The audio encoding device according to claim 2, wherein the determination unit determines the mixing rate such that the lower the correlation is, the larger the mixing rate is, and the higher the correlation is, the smaller the mixing rate is.

The correlation value indicating the correlation is an integrated value of a product of frequency spectra of the audio signals of the first and second channels for each predetermined frequency band, and a frequency of the audio signals of the first and second channels. Divided by the product of the spectrum levels,
The audio encoding device according to claim 2 , wherein the determination unit determines the mixing ratio to be 0 when the correlation value is smaller than a predetermined negative threshold value greater than -1.

The determination unit is configured to reduce the mixing ratio as the ratio of the frequency spectrum level of the first channel audio signal to the frequency spectrum level of the second channel audio signal is farther from 1. The audio encoding device according to claim 1, wherein the rate is determined.

When the absolute value of the logarithm of the ratio of the frequency spectrum level of the audio signal of the first channel to the level of the frequency spectrum of the audio signal of the second channel is equal to or greater than a predetermined threshold, the determination unit The audio encoding device according to claim 5 , wherein the rate is determined to be zero.

The determination unit, for each the predetermined frequency band, also based on the frequency of the predetermined frequency band, the audio coding apparatus according to any one of claims 1 to 6 to determine the mixing ratio.
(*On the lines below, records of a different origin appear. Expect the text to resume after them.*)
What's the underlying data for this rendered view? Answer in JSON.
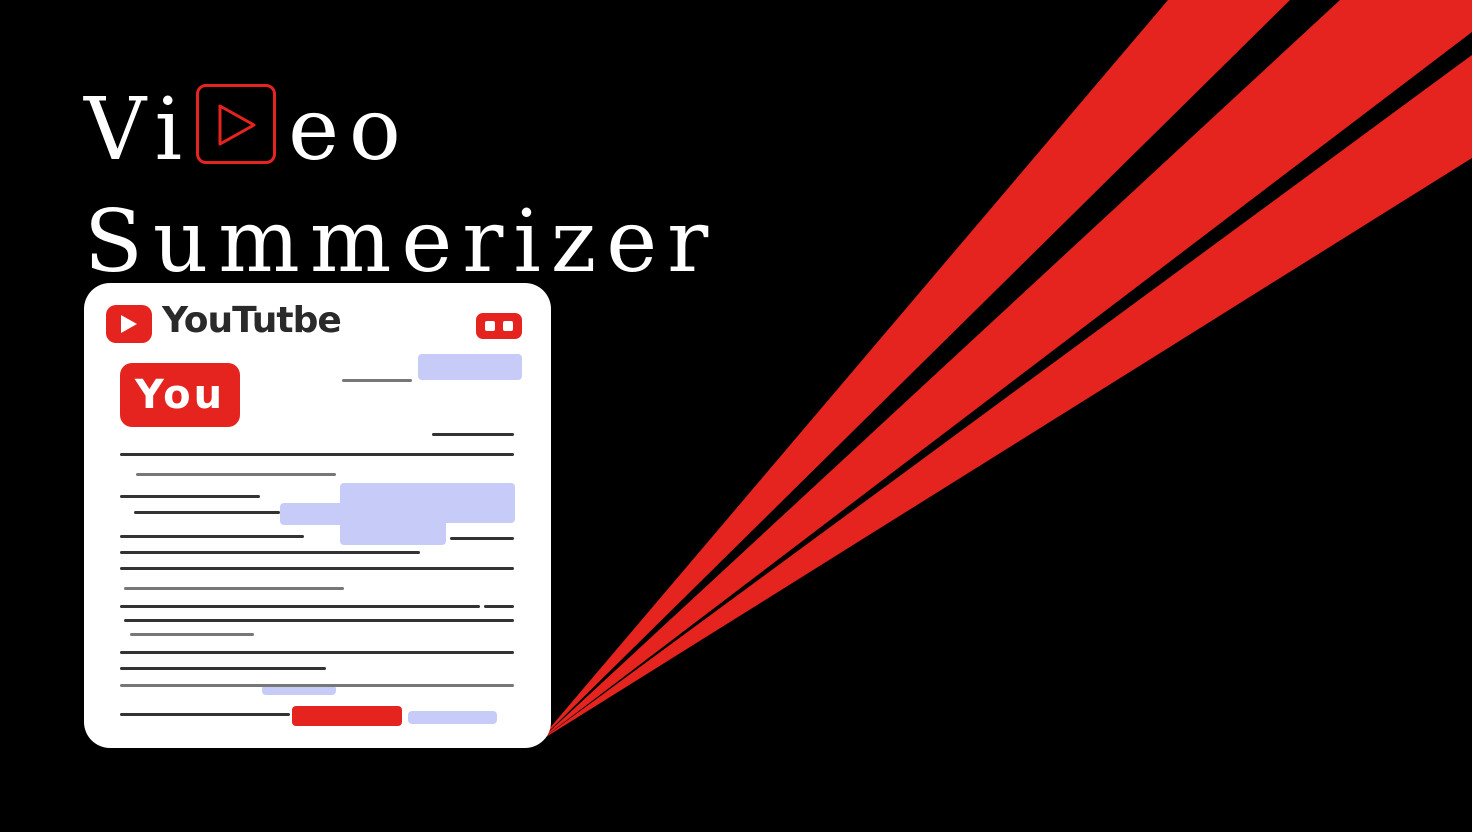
{
  "title": {
    "line1_prefix": "Vi",
    "line1_suffix": "eo",
    "line2": "Summerizer"
  },
  "card": {
    "brand_label": "YouTutbe",
    "badge_label": "You"
  },
  "colors": {
    "background": "#000000",
    "accent": "#e52420",
    "card": "#ffffff",
    "highlight": "#c6cbf8"
  },
  "icons": [
    "play-icon",
    "youtube-logo-icon",
    "menu-icon"
  ]
}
The audio code according to any one of claims 1 to 7 , wherein the encoding unit performs intensity stereo encoding of the mixed frequency spectrum of the first channel and the mixed frequency spectrum of the second channel. Device.

Audio encoding device
For each predetermined frequency band, based on the level ratio of the frequency spectrum of the first and second channels of the audio signal, the frequency spectrum of the audio signal of the second channel in the frequency spectrum after mixing of the first channel A determination step for determining a mixing ratio that is a ratio of
For each of the predetermined frequency band, to include the frequency spectrum of the audio signal of the second channel in the mixing ratio, the first by mixing the frequency spectrum of the first and second channels of the audio signal A frequency spectrum after mixing of one channel is generated, and the frequency spectrum of the audio signal of the first and second channels is mixed so that the frequency spectrum of the audio signal of the first channel is included at the mixing ratio. A mixing step of generating a frequency spectrum after mixing of the second channel by :
Coding step and the including audio encoding method for encoding the frequency spectrum after mixing of the frequency spectrum a second channel after the mixing of the first channel.

On the computer,
For each predetermined frequency band, based on the level ratio of the frequency spectrum of the first and second channels of the audio signal, the frequency spectrum of the audio signal of the second channel in the frequency spectrum after mixing of the first channel A determination step for determining a mixing ratio that is a ratio of
For each of the predetermined frequency band, to include the frequency spectrum of the audio signal of the second channel in the mixing ratio, the first by mixing the frequency spectrum of the first and second channels of the audio signal A frequency spectrum after mixing of one channel is generated, and the frequency spectrum of the audio signal of the first and second channels is mixed so that the frequency spectrum of the audio signal of the first channel is included at the mixing ratio. A mixing step of generating a frequency spectrum after mixing of the second channel by :
Program for causing an encoding step of encoding a frequency spectrum after mixing of the first and the second channel and the frequency spectrum after mixing channel to execute including processing.